私は冒険者ランク最高のアダマンタイト級冒険者であり、国王から認められた最強の冒険者である。その称号を使う形で、私はこのギルドの顧問なんかをしていた。式典やお祭りなんかをやる時はスピーチなんか頼まれたりね。
「冒険者ギルドか。どうせ金目のものはなくなっている。労力の無駄だぞ」
「金目のものなんか漁らないよ。仮にも運営の一人だったんだよ。いちおう私はギルドの顧問だったからね。私あてに何かメッセージでも残されていないかと思ってさ」
「たしかに冒険者ギルドとしては、万一サクヤはんが戻ってくるかもと考えてもおかしないな。ちと念入りに調べようや」
懐かしのギルドだけども、やっぱりあちこちの設備は持ち去られている。どこもかしこも抜け殻で、机の引き出しなんかもゴミしか残されていない。毎朝にぎわう依頼リストの貼られる掲示板には、いくつもの高額モンスターの手配が並べられていた。
「やはりハージマル大森林に出たモンスターは出てんな。ここの冒険者じゃ手に負えないわな」
「しかし………私達がいない間に、こんなにたくさん高レベルモンスターが出現したの? 私達が出発する前は、さほど強いモンスターはいなくなっていたのに」
この村が放棄されたのは、モンスター被害をおさえる事が出来なくなったためで間違いないみたいだ。糞、私がいない間にヤツラはどこから来たんだ?
「さてと。サクヤはん宛にメッセージが残されてるとするなら、一階の受付や酒場は論外。二階の会議所や面談室も考えにくい。あるとすんなら、三階のギルド長室やな」
「ヨシッ、そこなら金目のものが残っているかもしれん。行ってみるか」
「お宝探しじゃなくて手がかり探しだよ。リーレットの今の状況がわかるものを探すんだ」
三階に上りギルド長の部屋へと廊下を歩むと、ふと違和感に気がついた。
「あれ?」
「どうした、サクヤ」
「人の気配がする。誰かこの部屋に居る」
「ホンマや。鍵がかかっとる」
モミジは「ガチャガチャ」とノブをまわして、そこに人が居ることを確認。ギルド長の部屋は個人認識の魔法がかけられているはずだから、その本人以外は考えにくい。

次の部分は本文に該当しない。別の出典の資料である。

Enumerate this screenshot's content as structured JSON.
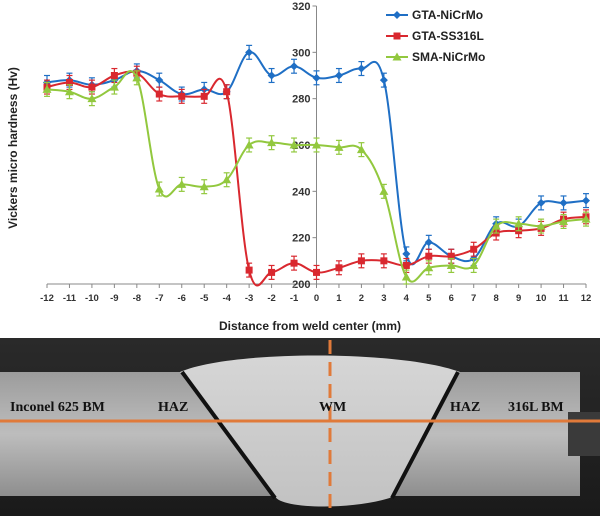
{
  "chart_data": {
    "type": "line",
    "xlabel": "Distance from weld center (mm)",
    "ylabel": "Vickers micro hardness (Hv)",
    "xlim": [
      -12,
      12
    ],
    "ylim": [
      200,
      320
    ],
    "yticks": [
      200,
      220,
      240,
      260,
      280,
      300,
      320
    ],
    "x": [
      -12,
      -11,
      -10,
      -9,
      -8,
      -7,
      -6,
      -5,
      -4,
      -3,
      -2,
      -1,
      0,
      1,
      2,
      3,
      4,
      5,
      6,
      7,
      8,
      9,
      10,
      11,
      12
    ],
    "legend_position": "top-right",
    "grid": false,
    "series": [
      {
        "name": "GTA-NiCrMo",
        "color": "#1f6fc5",
        "marker": "diamond",
        "values": [
          287,
          288,
          286,
          288,
          292,
          288,
          282,
          284,
          283,
          300,
          290,
          294,
          289,
          290,
          293,
          288,
          213,
          218,
          212,
          211,
          226,
          225,
          235,
          235,
          236
        ],
        "error": [
          3,
          3,
          3,
          3,
          3,
          3,
          3,
          3,
          3,
          3,
          3,
          3,
          3,
          3,
          3,
          3,
          3,
          3,
          3,
          3,
          3,
          3,
          3,
          3,
          3
        ]
      },
      {
        "name": "GTA-SS316L",
        "color": "#d9282f",
        "marker": "square",
        "values": [
          285,
          287,
          285,
          290,
          291,
          282,
          281,
          281,
          283,
          206,
          205,
          209,
          205,
          207,
          210,
          210,
          208,
          212,
          212,
          215,
          222,
          223,
          224,
          228,
          229
        ],
        "error": [
          3,
          3,
          3,
          3,
          3,
          3,
          3,
          3,
          3,
          3,
          3,
          3,
          3,
          3,
          3,
          3,
          3,
          3,
          3,
          3,
          3,
          3,
          3,
          3,
          3
        ]
      },
      {
        "name": "SMA-NiCrMo",
        "color": "#92c83e",
        "marker": "triangle",
        "values": [
          284,
          283,
          280,
          285,
          289,
          241,
          243,
          242,
          245,
          260,
          261,
          260,
          260,
          259,
          258,
          240,
          203,
          207,
          208,
          208,
          225,
          226,
          225,
          227,
          228
        ],
        "error": [
          3,
          3,
          3,
          3,
          3,
          3,
          3,
          3,
          3,
          3,
          3,
          3,
          3,
          3,
          3,
          3,
          3,
          3,
          3,
          3,
          3,
          3,
          3,
          3,
          3
        ]
      }
    ]
  },
  "micrograph": {
    "labels": {
      "left_bm": "Inconel 625 BM",
      "haz_left": "HAZ",
      "wm": "WM",
      "haz_right": "HAZ",
      "right_bm": "316L BM"
    },
    "colors": {
      "axis_lines": "#e07a3a",
      "fusion_lines": "#111111"
    }
  }
}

「おい、ギーヴ。いるのか? ラムスだ。それにサクヤもいる。居るなら開けろ」
「ギーヴさん、サクヤです。村がどうしてこうなったのか、教えてください」
私とラムスがドンドンとドアを叩いていると。
ガチャ—―
中からドアが開き、懐かしの強面のおじいさんが出てきた。
「ギーヴさん……残っていたんですか。村の人達はみんなどこかへ行ってしまったようですけど」
「まぁな。お前さんらもよく戻ってきた。アルザベール城の罠にハメられ、魔界送りになったと聞いたが」
「正確には魔界じゃないんですけどね。帰ってきたら村が廃村になってビックリしました」
「とにかく、この村に何があったのか簡単に話せ。オレ様たちはすぐに領都アンブロシアに行ってロミアに会うのだからな」
「行くな」
「はい?」
「アンブロシアには行くな。行っても、そこにロミア様はいない」
「えッ!?」
確信めいたその発言に驚く。領主であるロミアちゃんが領都に居ない?
それはつまり異変はこのメフトクリフ村だけでなく、リーレット領全体ということなのか?
「…………どういう事です。なぜ領都に領主のロミアちゃんがいないんです? いったいこのリーレットに何が起こったんです?」
「下の会議所に行こうか。あそこにはテーブルと椅子が残されている。そこでジックリ話してやろう。このリーレット領の崩壊を」
「崩壊…………!」
「おいサクヤ、行くぞ。ジジイの話相手につき合ってやるぞ」
”崩壊”の言葉に少しだけ呆けてしまったらしい。二人が廊下を戻っていくのを慌てて追いかける。
「ギーヴさん、先に一つだけ教えてください。ロミアちゃんは……無事なんですか?」
「…………悪ィな。情報の先出しはしねェ。おとなしく話を待ってな」
表情にこそ出なかったが、その言葉の重々しさでわかってしまった。
ロミアちゃんは無事ではないと。
それに私達以外のアルザベール城探索隊はどうなったんだろう。
ノエルは、アーシェラは、ついでにゼイアードは?
早鐘のように打つ鼓動を感じて下の会議所に歩むのだった。